Attention Rest of State Adult BH Providers: Authorization and UM Guidance

MCTAC

Attention Rest of State Adult BH Providers: Authorization and UM Guidance

The transition to Medicaid managed care for rest of state adult BH providers has occurred, and we would like to highlight the two distinct authorization/UM practices as a reminder.

Please carefully review the below guidance for new and existing clients after go live.

UM criteria for existing clients: 90 day transition language prohibits plans from applying utilization review criteria for a period of 90 days from the effective date of the Behavioral Health benefit inclusion in either NYC or the rest of state, respectively. Accordingly, plans must accept existing plans of care.
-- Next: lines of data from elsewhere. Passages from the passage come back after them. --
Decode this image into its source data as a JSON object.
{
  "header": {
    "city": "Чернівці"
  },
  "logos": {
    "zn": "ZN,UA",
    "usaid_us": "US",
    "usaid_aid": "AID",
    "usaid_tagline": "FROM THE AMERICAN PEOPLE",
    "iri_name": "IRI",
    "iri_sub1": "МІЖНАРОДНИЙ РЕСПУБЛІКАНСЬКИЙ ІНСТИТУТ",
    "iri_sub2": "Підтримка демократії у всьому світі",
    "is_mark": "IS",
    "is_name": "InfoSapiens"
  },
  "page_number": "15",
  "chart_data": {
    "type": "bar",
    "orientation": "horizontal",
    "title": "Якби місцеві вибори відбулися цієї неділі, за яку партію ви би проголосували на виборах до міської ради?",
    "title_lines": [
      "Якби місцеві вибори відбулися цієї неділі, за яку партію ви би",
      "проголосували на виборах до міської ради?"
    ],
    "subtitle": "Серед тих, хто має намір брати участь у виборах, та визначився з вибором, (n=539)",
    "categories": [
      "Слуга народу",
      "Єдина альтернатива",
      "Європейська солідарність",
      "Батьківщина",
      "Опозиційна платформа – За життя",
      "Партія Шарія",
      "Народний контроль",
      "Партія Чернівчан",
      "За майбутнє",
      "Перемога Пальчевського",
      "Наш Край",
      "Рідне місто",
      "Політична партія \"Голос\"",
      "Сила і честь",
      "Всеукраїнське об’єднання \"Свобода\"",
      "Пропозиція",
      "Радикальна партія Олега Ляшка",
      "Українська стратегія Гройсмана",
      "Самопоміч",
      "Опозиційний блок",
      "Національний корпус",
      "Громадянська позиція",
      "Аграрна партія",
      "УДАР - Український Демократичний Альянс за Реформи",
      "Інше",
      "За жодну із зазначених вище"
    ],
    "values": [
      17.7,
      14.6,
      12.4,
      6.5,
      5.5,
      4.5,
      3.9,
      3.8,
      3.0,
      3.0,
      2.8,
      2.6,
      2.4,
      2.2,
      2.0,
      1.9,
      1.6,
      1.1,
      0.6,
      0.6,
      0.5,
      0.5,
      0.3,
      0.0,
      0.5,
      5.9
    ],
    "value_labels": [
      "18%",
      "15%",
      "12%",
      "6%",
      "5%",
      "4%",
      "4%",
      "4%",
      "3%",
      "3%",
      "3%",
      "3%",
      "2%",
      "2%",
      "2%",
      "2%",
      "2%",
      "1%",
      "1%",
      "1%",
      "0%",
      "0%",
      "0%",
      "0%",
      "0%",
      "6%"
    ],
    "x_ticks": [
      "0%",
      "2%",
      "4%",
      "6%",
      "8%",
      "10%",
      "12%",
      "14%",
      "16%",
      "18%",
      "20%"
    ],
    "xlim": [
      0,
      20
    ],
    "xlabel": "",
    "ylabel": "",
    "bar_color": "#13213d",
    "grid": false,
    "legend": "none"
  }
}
Transitioning Active Client/Member: A course of ambulatory behavioral health treatment, other than ambulatory detoxification and withdrawal services, which began prior to the Effective Date of the Behavioral Health Benefit Inclusion in each geographic service area in which services had been provided at least twice during the six months preceding the Behavioral Health Benefit Inclusion Date by the same provider to an Enrollee for the treatment of the same or related a behavioral health condition.

For all clients who don’t meet the definition of existing clients and for UM practices after the first 90 days, please consult the presentation.

We strongly recommend that you work closely with your MCO partners on this process. Please refer to MCTAC’s Managed Care Matrix tool for contact information.